The UN Investigative Team to promote Accountability for Crimes Committed by ISIS (UNITAD), began its fieldwork five years ago in an effort to hold the extremist group to account for its violations.
"For us, it is absolutely clear that only if we work side by side with Iraqi authorities, in particular with our counterparts in the Iraqi judiciary, UNITAD can be successful," said the UN's chief investigator, Christian Ritscher.
He says success would mean that perpetrators of "heinous international crimes" are held accountable "through evidence-based trials and before competent courts".
Among the components needed for success are "admissible and reliable evidence", he added, noting that "there is no shortage of evidence of ISIS crimes in Iraq".
"ISIS was a large-scale bureaucracy that documented and maintained a state-like administrative system," Ritscher explained.
Because of this, UNITAD launched a huge project to digitise ISIS documents "to ensure that this evidence is admissible before any competent court, whether in Iraq or in other states".
So far, eight million pages of documents in the possession of Iraqi authorities have been digitised and are proving useful in the Iraqi judicial system, he said.
A next step will be "establishing a central archive that will be the unified repository of all digitised evidence", Ritscher added.
In agreement with Iraqi authorities, the archive will be launched "in the coming days" and will be located at the Supreme Judicial Council of Iraq, he said.
The repository "could be a milestone to founding a comprehensive e-justice system in Iraq which can be upheld as a leading example, not only in the region, but also globally", he added.
Legacy of violence, brutality
After overrunning swathes of Iraq and Syria in 2014, ISIS briefly controlled a third of Iraqi territory.
Though Iraq claimed victory against ISIS in December 2017, and in March 2019 the group was ousted from its last stronghold in neighbouring Syria, it has continued to stage sporadic attacks in both countries.
International coalition and partner forces conducted 38 operations against ISIS in Iraq and Syria in May, detaining 31 of the group's operatives and killing eight others, the US military's Central Command said Tuesday (June 6).
Meeting in Riyadh on Wednesday, US and Gulf Co-operation Council (GCC) foreign ministers discussed stabilisation to ensure communities can recover from ISIS violence and efforts to counter ISIS narratives, among other topics.

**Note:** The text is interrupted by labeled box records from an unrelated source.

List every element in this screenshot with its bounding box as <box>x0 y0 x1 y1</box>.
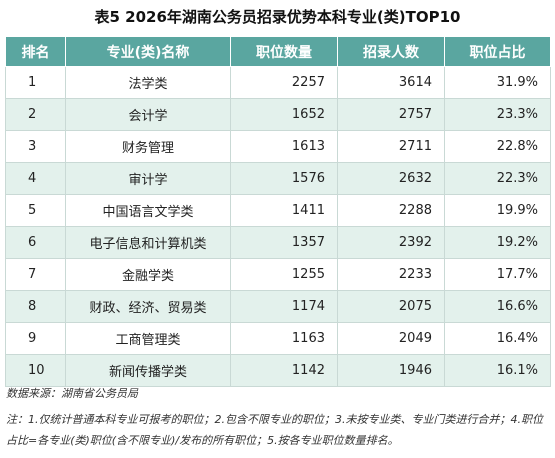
header-share: 职位占比 <box>444 36 551 67</box>
cell-major: 工商管理类 <box>65 322 231 355</box>
cell-recruits: 3614 <box>337 66 445 99</box>
cell-positions: 1576 <box>230 162 338 195</box>
cell-rank: 4 <box>5 162 66 195</box>
cell-major: 法学类 <box>65 66 231 99</box>
cell-rank: 6 <box>5 226 66 259</box>
table-row: 8 财政、经济、贸易类 1174 2075 16.6% <box>5 290 551 323</box>
cell-positions: 1411 <box>230 194 338 227</box>
table-row: 6 电子信息和计算机类 1357 2392 19.2% <box>5 226 551 259</box>
cell-share: 23.3% <box>444 98 551 131</box>
cell-rank: 1 <box>5 66 66 99</box>
cell-share: 16.6% <box>444 290 551 323</box>
cell-major: 金融学类 <box>65 258 231 291</box>
cell-recruits: 2632 <box>337 162 445 195</box>
cell-recruits: 2049 <box>337 322 445 355</box>
cell-rank: 8 <box>5 290 66 323</box>
table-row: 10 新闻传播学类 1142 1946 16.1% <box>5 354 551 387</box>
footnote: 注：1.仅统计普通本科专业可报考的职位；2.包含不限专业的职位；3.未按专业类、… <box>6 413 543 447</box>
cell-positions: 1613 <box>230 130 338 163</box>
cell-recruits: 2075 <box>337 290 445 323</box>
cell-share: 19.2% <box>444 226 551 259</box>
cell-rank: 2 <box>5 98 66 131</box>
cell-positions: 1652 <box>230 98 338 131</box>
cell-positions: 2257 <box>230 66 338 99</box>
cell-rank: 3 <box>5 130 66 163</box>
cell-major: 新闻传播学类 <box>65 354 231 387</box>
cell-share: 16.4% <box>444 322 551 355</box>
table-row: 9 工商管理类 1163 2049 16.4% <box>5 322 551 355</box>
cell-positions: 1142 <box>230 354 338 387</box>
cell-positions: 1163 <box>230 322 338 355</box>
cell-rank: 9 <box>5 322 66 355</box>
cell-recruits: 2711 <box>337 130 445 163</box>
cell-positions: 1255 <box>230 258 338 291</box>
cell-major: 财务管理 <box>65 130 231 163</box>
cell-major: 电子信息和计算机类 <box>65 226 231 259</box>
data-source: 数据来源：湖南省公务员局 <box>6 387 138 400</box>
table-row: 5 中国语言文学类 1411 2288 19.9% <box>5 194 551 227</box>
cell-recruits: 1946 <box>337 354 445 387</box>
table-row: 4 审计学 1576 2632 22.3% <box>5 162 551 195</box>
cell-major: 中国语言文学类 <box>65 194 231 227</box>
table-row: 1 法学类 2257 3614 31.9% <box>5 66 551 99</box>
cell-positions: 1357 <box>230 226 338 259</box>
table-header-row: 排名 专业(类)名称 职位数量 招录人数 职位占比 <box>5 36 551 67</box>
cell-share: 22.3% <box>444 162 551 195</box>
cell-recruits: 2392 <box>337 226 445 259</box>
cell-share: 17.7% <box>444 258 551 291</box>
cell-major: 财政、经济、贸易类 <box>65 290 231 323</box>
cell-recruits: 2233 <box>337 258 445 291</box>
cell-share: 19.9% <box>444 194 551 227</box>
cell-share: 22.8% <box>444 130 551 163</box>
cell-major: 审计学 <box>65 162 231 195</box>
cell-rank: 10 <box>5 354 66 387</box>
cell-recruits: 2288 <box>337 194 445 227</box>
header-positions: 职位数量 <box>230 36 338 67</box>
cell-share: 16.1% <box>444 354 551 387</box>
ranking-table: 排名 专业(类)名称 职位数量 招录人数 职位占比 1 法学类 2257 3614 31… <box>5 36 551 387</box>
cell-recruits: 2757 <box>337 98 445 131</box>
header-major: 专业(类)名称 <box>65 36 231 67</box>
table-title: 表5 2026年湖南公务员招录优势本科专业(类)TOP10 <box>94 8 461 26</box>
table-row: 3 财务管理 1613 2711 22.8% <box>5 130 551 163</box>
table-row: 2 会计学 1652 2757 23.3% <box>5 98 551 131</box>
table-row: 7 金融学类 1255 2233 17.7% <box>5 258 551 291</box>
cell-rank: 5 <box>5 194 66 227</box>
header-rank: 排名 <box>5 36 66 67</box>
cell-major: 会计学 <box>65 98 231 131</box>
cell-positions: 1174 <box>230 290 338 323</box>
cell-rank: 7 <box>5 258 66 291</box>
cell-share: 31.9% <box>444 66 551 99</box>
header-recruits: 招录人数 <box>337 36 445 67</box>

Their meeting came as the group's legacy of violence continues to play out in Iraq and Syria.
On Wednesday, six women from Iraq's Yazidi minority were reunited with relatives nearly nine years after being abducted by ISIS, joining their families for a celebration at a park in Dohuk.

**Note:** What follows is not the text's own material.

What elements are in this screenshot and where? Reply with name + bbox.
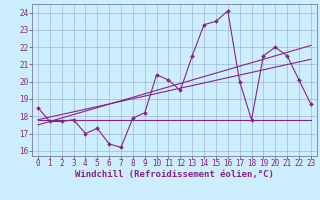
X-axis label: Windchill (Refroidissement éolien,°C): Windchill (Refroidissement éolien,°C) [75,170,274,179]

The women were first sent to Türkiye after being freed before travelling on to Iraq's Kurdish region, said Khairi Bouzani of the region's Kidnapped Yazidi Rescue Office, which oversees cases of missing Yazidis.
Women and girls from the Yazidi community, whose traditional home is in the Sinjar district of Iraq's Ninawa province, were subjected to forced marriages and sex slavery during the group's rule, between 2014 and 2015.
Thousands of men from the Kurdish-speaking community were massacred.
"The women were still children and teenagers when they were first taken captive in 2014," Nobel Peace Prize winner and Yazidi campaigner Nadia Murad said Saturday on the website of her association, Nadia's Initiative.
ISIS kidnapped 6,417 Yazidis from Sinjar, 3,658 of whom have so far been rescued in Iraq, Syria and neighbouring Türkiye, said Hussein Qaidi, director of the Kurdish rescue office.
Nearly six years after Iraq declared "victory" over ISIS, many Yazidis have still not been able to return to Sinjar because of the security situation.
Thousands still live in precarious conditions in camps for displaced persons.